Radhar Panca Dahana ; Budayawan
|
KOMPAS,
13 Maret
2018
Sekitar tujuh tahun lalu, dalam
acara bincang- bincang (”talk show”) yang diasuh pebisnis ”cum” politikus
Soegeng Sarjadi (alm), saya menyatakan realitas sosial-ekonomi-politik yang
ada pada saat itu memberikan peluang yang cukup besar untuk lahirnya
diktator- berbudi (”benevolent dictator”). Betapapun beberapa rekan— termasuk
pengamat militer Salim Said dan Franz Magnis-Suseno— menyangkal sinyalemen
saya di atas, kenyataan mutakhir di tahun-tahun belakangan ini membuktikan
terpenuhinya peluang tersebut.
Pertimbangan utama saya dalam
pernyataan prediktif di atas adalah realitas di mana publik, di negeri ini
ataupun di mana saja di dunia, kian merasa frustrasi bukan saja pada praksis
dan implementasi sistemik dari cara-cara kita berbangsa dan bernegara (baik
dalam dimensi hukum, politik, hingga akademik maupun agama), tapi juga karena
kian ciutnya harapan akan terciptanya situasi yang ”lebih baik”. Frase akhir
biasanya diacu pada sebuah zaman (semacam masa romantik), di mana manusia
masih berdaulat kepada dirinya sendiri. Belum dicacah, dikontrol, atau
dikorbankan dalam upacara-upacara sistemik-mekanik yang dikendalikan oleh
rancangan canggih dan teknologi tinggi.
Frustrasi itu kian lama meningkat
ketika realitas dunia, geopolitik, hingga geokulturalnya semakin menciptakan
kecemasan mendalam karena ketidakpastian yang diproduksinya. Berkembangnya ilmu komputasi—dengan
algoritma yang menyertainya—dan kemudian melahirkan banyak platform dunia
virtual semacam media sosial, menjadi katalisator luar biasa yang bukan hanya
mendispersi, melainkan juga meng-amplify frustrasi sosial di atas. Kehadiran
media-media seperti Facebook, Twitter, atau Instagram seperti memberikan
mimbar bagi manusia-manusia untuk menciptakan ”kebenaran-preferensial”- nya.

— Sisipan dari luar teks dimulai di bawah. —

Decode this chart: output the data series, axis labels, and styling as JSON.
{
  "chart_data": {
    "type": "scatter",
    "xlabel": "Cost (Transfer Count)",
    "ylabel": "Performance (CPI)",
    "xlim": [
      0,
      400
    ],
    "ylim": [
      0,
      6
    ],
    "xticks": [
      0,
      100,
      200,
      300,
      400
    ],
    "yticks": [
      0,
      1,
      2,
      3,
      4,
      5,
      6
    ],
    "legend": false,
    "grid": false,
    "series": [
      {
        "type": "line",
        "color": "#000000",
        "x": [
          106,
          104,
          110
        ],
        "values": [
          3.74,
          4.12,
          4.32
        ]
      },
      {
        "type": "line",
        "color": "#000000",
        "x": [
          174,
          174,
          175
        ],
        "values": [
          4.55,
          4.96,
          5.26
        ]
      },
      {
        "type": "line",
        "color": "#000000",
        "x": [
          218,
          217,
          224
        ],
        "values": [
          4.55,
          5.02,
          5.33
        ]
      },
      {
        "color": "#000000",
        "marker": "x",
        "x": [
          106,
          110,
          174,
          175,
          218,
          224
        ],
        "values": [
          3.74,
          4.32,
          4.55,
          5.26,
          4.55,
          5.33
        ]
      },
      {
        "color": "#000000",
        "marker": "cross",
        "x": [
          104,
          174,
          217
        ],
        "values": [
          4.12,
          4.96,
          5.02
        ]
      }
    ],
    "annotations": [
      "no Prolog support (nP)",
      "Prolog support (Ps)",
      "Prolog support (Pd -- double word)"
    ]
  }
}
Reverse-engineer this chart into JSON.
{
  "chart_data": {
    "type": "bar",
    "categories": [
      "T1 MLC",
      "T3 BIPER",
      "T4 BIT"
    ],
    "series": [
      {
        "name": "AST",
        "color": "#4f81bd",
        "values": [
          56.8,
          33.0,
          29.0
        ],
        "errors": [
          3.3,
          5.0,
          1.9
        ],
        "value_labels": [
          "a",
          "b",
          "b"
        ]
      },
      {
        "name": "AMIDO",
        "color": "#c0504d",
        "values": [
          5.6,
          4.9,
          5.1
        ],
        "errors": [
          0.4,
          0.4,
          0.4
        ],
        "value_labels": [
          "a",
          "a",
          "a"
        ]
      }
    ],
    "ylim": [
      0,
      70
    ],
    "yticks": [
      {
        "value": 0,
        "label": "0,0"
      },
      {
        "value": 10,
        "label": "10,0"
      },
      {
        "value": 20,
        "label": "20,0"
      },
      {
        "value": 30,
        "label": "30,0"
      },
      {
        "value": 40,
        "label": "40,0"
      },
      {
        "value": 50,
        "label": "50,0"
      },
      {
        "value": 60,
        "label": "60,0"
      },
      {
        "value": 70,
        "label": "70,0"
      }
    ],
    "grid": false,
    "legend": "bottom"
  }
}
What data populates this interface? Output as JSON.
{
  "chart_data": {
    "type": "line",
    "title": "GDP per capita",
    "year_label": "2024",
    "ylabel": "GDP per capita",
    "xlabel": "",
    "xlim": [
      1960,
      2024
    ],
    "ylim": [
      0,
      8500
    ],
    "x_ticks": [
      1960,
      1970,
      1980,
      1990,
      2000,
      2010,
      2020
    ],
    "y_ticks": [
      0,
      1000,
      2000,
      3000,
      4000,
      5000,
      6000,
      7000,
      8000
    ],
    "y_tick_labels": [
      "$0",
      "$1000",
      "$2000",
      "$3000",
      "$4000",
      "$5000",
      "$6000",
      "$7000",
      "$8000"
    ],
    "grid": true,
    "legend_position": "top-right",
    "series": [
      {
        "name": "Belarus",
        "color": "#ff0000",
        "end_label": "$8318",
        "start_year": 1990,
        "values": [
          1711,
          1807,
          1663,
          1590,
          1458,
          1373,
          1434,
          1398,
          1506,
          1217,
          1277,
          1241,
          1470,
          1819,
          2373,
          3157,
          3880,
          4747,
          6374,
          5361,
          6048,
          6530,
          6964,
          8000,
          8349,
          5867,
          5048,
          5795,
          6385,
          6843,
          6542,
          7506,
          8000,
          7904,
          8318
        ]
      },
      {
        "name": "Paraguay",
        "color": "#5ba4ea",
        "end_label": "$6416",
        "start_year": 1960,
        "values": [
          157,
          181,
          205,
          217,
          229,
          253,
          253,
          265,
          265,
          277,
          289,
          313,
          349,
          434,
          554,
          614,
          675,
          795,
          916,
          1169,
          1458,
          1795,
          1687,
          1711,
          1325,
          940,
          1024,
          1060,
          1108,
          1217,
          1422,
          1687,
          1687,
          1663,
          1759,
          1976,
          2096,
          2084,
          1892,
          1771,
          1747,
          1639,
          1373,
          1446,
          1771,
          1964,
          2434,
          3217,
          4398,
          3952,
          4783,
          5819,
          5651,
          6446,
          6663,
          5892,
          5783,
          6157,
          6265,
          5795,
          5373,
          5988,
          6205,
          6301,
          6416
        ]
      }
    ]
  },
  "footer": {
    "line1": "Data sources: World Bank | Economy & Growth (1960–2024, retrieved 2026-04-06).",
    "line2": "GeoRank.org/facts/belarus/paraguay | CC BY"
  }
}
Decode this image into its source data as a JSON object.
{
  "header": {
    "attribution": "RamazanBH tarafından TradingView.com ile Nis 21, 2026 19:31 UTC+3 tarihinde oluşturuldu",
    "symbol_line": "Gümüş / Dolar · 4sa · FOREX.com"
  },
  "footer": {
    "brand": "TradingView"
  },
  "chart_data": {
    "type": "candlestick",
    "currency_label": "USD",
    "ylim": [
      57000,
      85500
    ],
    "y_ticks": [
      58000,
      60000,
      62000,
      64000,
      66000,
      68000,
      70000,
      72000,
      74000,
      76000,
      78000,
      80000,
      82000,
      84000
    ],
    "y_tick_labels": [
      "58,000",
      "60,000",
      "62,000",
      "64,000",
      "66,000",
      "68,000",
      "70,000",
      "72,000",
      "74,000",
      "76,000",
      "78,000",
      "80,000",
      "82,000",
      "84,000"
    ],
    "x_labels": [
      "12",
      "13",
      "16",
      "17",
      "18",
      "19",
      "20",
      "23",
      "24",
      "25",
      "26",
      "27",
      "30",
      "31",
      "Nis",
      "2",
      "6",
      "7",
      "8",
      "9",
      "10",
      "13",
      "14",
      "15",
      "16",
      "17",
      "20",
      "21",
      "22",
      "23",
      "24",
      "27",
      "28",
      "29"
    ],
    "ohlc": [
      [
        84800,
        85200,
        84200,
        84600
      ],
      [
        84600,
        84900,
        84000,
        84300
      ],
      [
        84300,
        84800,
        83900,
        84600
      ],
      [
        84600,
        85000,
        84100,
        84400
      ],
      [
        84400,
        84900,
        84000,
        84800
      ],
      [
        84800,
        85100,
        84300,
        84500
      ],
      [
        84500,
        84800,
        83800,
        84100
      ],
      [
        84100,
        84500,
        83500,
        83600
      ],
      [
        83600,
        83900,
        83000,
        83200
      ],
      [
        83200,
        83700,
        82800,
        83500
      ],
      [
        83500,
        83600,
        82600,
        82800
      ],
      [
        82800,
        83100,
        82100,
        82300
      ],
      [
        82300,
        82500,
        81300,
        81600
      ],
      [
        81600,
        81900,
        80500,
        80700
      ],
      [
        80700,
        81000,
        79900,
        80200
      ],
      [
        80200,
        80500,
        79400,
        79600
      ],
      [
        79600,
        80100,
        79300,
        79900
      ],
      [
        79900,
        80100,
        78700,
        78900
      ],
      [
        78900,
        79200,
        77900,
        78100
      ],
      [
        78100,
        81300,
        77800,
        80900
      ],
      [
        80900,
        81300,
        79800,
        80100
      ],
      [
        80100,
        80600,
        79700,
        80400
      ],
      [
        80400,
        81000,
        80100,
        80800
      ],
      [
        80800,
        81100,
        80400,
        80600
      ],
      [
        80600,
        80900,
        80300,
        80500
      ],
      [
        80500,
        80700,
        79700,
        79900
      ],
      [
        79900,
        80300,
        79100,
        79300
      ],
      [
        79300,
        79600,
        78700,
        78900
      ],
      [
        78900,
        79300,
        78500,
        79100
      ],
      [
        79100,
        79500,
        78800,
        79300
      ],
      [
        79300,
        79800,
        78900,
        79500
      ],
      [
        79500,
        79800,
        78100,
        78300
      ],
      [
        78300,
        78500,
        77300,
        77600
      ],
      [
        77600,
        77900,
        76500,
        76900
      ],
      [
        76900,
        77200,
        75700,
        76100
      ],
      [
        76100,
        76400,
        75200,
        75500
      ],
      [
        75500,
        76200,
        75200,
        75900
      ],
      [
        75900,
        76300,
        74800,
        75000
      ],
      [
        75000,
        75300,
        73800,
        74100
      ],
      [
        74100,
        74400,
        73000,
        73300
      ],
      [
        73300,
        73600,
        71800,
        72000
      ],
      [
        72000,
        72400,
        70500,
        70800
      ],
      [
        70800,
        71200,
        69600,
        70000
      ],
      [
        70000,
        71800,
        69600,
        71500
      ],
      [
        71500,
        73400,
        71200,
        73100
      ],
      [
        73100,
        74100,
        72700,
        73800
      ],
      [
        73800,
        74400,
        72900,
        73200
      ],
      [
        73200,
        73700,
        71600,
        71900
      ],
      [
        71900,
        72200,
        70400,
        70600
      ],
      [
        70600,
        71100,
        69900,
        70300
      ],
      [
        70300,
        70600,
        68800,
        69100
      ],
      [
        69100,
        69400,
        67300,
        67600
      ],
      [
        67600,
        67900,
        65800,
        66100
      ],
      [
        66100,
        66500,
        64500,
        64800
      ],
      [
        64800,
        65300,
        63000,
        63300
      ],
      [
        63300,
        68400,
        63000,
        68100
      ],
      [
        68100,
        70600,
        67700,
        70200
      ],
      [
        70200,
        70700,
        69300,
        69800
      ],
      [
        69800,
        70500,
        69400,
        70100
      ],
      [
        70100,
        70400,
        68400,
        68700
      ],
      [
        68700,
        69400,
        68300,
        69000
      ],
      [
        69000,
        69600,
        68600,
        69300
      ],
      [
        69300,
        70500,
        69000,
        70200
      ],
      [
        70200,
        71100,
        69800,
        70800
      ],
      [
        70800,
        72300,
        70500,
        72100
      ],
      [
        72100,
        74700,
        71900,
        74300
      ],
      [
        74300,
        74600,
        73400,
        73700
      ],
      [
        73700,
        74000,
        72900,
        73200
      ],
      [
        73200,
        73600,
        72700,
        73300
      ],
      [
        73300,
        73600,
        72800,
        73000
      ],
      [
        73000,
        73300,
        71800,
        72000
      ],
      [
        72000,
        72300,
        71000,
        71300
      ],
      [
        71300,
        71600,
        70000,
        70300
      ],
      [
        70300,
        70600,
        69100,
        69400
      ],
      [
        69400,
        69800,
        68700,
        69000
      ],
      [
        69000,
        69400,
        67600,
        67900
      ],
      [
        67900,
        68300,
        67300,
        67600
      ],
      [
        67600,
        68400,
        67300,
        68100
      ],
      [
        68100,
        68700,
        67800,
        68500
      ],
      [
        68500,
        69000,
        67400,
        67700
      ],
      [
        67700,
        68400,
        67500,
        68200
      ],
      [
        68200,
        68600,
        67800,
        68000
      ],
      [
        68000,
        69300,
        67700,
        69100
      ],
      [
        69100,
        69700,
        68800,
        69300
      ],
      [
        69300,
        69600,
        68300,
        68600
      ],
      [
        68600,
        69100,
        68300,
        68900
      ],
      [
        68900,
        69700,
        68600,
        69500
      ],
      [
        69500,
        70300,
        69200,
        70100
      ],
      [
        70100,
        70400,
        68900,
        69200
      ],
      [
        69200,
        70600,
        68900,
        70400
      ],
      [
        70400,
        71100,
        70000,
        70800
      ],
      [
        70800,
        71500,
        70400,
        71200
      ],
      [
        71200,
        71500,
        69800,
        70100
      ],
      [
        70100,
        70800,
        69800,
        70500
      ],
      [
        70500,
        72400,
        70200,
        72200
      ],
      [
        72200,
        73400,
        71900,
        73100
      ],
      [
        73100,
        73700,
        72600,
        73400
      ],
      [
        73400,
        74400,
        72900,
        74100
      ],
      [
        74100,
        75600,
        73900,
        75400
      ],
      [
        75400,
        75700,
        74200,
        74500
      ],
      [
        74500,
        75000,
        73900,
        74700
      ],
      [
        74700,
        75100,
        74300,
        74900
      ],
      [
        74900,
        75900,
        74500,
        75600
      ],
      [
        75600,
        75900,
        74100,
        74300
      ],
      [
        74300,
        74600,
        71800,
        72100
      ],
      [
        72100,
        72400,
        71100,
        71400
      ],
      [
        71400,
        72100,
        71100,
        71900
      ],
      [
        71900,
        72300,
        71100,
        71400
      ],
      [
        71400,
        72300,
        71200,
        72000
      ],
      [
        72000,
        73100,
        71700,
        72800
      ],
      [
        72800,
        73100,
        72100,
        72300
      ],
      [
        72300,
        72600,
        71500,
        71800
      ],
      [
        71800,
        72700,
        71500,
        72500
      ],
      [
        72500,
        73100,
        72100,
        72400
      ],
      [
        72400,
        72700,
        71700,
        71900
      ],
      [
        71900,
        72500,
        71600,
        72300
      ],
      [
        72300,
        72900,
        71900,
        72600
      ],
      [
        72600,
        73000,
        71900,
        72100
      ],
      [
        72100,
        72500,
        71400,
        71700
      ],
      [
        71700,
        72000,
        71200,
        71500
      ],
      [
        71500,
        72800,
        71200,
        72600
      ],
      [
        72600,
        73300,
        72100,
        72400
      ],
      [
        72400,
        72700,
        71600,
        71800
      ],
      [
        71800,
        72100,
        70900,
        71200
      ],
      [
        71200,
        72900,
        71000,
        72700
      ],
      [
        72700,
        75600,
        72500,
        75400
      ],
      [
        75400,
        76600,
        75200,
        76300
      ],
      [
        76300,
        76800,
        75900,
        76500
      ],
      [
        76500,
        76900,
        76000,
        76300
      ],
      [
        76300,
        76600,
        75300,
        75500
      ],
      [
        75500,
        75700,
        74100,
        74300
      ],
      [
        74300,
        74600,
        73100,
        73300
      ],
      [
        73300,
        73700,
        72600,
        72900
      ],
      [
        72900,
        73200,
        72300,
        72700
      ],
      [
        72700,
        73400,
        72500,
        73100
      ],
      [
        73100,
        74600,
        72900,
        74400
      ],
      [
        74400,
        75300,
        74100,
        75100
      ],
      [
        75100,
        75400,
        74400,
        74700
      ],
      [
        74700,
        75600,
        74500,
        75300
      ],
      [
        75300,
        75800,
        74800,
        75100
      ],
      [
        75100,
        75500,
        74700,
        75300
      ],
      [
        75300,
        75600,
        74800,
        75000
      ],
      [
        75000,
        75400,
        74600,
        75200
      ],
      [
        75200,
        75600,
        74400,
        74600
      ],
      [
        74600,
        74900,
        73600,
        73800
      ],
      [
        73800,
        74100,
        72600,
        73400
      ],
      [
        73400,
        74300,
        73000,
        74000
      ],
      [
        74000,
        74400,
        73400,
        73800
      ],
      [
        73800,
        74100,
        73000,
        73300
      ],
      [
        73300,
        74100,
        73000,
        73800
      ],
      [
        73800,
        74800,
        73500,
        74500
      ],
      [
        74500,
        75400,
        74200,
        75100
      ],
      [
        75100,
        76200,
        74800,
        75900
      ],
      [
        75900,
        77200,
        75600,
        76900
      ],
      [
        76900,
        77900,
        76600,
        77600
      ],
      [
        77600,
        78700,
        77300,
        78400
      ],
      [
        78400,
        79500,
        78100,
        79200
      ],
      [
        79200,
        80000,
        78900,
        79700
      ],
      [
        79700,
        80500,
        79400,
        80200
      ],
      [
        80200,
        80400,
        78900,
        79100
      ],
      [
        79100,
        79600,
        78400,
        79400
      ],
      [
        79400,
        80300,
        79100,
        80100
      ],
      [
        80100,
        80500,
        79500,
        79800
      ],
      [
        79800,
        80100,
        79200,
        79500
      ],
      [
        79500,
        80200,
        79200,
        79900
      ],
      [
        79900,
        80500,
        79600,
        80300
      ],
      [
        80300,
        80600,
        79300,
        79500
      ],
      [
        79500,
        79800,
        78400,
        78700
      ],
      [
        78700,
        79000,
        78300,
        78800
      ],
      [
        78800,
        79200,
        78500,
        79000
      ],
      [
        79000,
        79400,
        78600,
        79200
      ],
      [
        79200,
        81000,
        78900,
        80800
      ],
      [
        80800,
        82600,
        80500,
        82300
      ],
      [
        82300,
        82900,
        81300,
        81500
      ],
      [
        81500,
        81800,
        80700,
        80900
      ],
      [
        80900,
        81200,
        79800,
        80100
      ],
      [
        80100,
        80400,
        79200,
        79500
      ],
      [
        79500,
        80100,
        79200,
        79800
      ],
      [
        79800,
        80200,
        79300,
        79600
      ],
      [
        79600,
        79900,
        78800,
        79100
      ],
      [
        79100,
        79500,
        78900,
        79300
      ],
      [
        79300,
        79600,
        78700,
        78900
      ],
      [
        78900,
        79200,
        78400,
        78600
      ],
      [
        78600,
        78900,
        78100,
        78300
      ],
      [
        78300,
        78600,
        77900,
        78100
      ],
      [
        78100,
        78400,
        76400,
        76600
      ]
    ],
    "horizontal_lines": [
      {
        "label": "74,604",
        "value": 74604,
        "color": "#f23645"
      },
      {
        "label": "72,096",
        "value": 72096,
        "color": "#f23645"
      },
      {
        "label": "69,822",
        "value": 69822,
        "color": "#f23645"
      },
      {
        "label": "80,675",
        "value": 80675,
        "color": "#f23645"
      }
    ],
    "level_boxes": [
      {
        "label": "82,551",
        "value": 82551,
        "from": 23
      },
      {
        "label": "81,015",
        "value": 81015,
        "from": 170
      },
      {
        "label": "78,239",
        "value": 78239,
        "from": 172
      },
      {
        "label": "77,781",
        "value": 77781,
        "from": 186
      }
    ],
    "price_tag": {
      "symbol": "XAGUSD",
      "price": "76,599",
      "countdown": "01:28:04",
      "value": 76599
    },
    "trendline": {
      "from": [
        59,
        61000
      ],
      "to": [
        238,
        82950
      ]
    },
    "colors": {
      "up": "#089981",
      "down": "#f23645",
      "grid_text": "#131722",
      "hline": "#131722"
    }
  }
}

Sebuah kebenaran yang muncul karena ketidakberdayaan manusia keluar dari
realitas yang cemas di atas. Sementara sistem yang ada tidak peduli bahkan
cenderung menafikan peran mereka; manusia jadi in-exist, tidak diakui, ora
diwongke. Kebenaran telah dihegemoni.
Hal itu diakibatkan karena negara,
cq pemerintah sebagai pelaksana utama, memosisikan dirinya sebagai pemegang—setidaknya
penjaga—kebenaran kolektif. Tak mengherankan jika masyarakat kemudian
membalasnya juga dengan mengalienasi (baca: tidak memedulikan) negara,
sebagai sebuah apologi untuk menegaskan jati dirinya; menciptakan
kebenaran-kebenaran berbasis (bahkan neurotika) psikologi frustrasinya itu,
lalu mendiseminasinya untuk jadi kebenaran kolektif, ditandai jumlah
followers, tanda like, dan sebagainya. Tidak peduli apakah kebenaran itu
berbasis bahkan berlawanan dengan akal sehat (yang selalu dijadikan argumen
pemerintah) atau bahkan fakta obyektif yang ada.
Pasca-kebenaran
Kenyataan inilah yang belakangan
diistilahkan dengan post-truth (pasca-kebenaran), saat pemilik atau
produsennya mengalami semacam kerancuan atau mencampuradukkan antara
keyakinan dan kenyataan (faktual). Istilah yang ditulis pertama kali oleh
penulis naskah Amerika berdarah Serbia, Steve Tesich, pada 1992 ini lebih
tepat dipahami lewat penjelasan ilmuwan politik Brendan Nyhan dan Jason
Reifler, yang pada 2006 menulis tentang backfire effect. Sebuah fenomena
sosial di mana seseorang yang secara teguh diyakinkan oleh sebuah pernyataan,
tidak peduli benar atau tidaknya pernyataan itu, tidak akan mengubah
keyakinannya walau ia dihadapkan oleh fakta yang bertentangan dengannya.
Bukti-bukti sebaliknya malah justru akan memperkuat keyakinan itu.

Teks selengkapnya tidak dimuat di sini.